The Oyster Princess is very broad farce, verging on slapstick at times.  That said, though, the film, for all its aggressive silliness, has remarkable stylistic assurance and consistency -- it's witty, charming and often very funny.  What it resembles most closely are the operettas of Offenbach, or rather of his librettists Henri Meilhac and Ludovic Halevy, which manage to combine delirious frivolity with an edgy satire of aristocratic pretensions.  The style is frothy and subversive at the same time.

The Oyster Princess has a preposterous plot, involving a marriage under false pretenses, and equally preposterous depictions of aristocratic dementia that often veer into the realms of the surreal. (In some ways they are lighter-hearted versions of Von Stroheim's dark and grotesque portrayals of these same aristocratic circles.)  But there's more to it than that, just as there's more to Offenbach than his farcical plots -- there's Lubitsch's extraordinary cinematic imagination, which at times causes the film to soar into the same ethereal realms that Offenbach's music inhabits.

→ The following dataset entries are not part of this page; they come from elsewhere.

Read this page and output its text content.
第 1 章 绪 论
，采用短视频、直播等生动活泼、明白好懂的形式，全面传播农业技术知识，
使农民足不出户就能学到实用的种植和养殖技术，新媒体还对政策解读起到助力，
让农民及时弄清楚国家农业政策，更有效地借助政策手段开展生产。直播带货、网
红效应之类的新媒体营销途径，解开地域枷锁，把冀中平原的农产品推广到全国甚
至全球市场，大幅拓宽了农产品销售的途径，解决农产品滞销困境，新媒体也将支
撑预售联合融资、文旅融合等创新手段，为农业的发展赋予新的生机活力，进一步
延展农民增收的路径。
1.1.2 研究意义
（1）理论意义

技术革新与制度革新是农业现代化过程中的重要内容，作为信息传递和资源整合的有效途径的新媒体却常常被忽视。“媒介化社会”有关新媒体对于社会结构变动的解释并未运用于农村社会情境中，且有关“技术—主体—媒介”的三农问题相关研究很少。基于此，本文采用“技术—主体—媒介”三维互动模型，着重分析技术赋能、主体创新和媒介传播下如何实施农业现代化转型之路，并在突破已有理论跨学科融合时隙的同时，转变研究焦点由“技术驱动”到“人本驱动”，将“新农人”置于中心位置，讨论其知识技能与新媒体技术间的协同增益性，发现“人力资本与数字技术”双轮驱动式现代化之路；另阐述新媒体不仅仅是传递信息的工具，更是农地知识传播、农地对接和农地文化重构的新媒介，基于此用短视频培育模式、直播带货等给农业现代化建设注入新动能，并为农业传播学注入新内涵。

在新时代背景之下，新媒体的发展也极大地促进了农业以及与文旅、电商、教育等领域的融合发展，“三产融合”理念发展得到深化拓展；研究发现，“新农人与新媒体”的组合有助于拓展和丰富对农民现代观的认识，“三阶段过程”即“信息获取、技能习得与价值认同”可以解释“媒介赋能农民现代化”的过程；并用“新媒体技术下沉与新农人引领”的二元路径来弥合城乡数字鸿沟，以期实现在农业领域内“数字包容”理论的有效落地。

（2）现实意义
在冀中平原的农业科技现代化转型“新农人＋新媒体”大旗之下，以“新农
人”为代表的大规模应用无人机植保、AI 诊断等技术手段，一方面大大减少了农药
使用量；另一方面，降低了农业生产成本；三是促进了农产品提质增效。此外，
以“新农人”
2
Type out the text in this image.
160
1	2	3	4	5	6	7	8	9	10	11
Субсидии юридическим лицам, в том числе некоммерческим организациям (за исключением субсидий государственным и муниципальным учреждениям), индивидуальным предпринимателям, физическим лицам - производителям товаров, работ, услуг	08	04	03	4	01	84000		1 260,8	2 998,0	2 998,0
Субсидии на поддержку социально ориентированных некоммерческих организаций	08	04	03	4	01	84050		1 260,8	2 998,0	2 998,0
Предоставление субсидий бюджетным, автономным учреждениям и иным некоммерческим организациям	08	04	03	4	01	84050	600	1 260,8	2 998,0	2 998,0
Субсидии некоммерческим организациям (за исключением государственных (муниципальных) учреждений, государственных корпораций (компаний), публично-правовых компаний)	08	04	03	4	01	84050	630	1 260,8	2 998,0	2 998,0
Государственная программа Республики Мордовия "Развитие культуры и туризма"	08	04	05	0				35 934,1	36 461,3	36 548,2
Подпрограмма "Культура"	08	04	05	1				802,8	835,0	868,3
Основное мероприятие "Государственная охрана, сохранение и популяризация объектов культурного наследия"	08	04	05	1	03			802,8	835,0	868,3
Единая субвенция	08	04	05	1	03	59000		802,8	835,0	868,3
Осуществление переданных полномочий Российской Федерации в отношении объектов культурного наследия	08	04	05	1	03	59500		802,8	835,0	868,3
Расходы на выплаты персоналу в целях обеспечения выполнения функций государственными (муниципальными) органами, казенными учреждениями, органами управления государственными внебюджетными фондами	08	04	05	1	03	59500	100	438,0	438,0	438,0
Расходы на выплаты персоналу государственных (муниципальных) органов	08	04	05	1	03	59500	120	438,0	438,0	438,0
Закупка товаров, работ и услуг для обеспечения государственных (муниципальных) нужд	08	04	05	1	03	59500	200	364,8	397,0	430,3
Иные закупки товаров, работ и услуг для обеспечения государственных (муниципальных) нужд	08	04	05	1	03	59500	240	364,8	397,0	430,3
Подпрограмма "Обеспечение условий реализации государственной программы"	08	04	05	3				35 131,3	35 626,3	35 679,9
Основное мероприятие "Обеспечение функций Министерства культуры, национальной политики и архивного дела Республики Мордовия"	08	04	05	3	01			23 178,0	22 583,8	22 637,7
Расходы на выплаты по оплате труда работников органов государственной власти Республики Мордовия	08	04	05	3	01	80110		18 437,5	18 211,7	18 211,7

The wedding scene, for example, involves the sublime choreography of an army of servants in action, and an even more delirious set-piece in which the guests, and even the servants, break out in an hysterical episode of fox-trotting -- travesties of actual behavior organized with exhilarating plastic grace.  The film transcends itself in these moments, just as Offenbach's melodies transcend their dramatic vehicles.

So if "the Lubitsch touch" isn't on display here, except in a few stray scenes, the Lubitsch genius explodes often enough to make us realize we are in the company of a master of the medium, even if he's a master still in search of a distinctive personal style.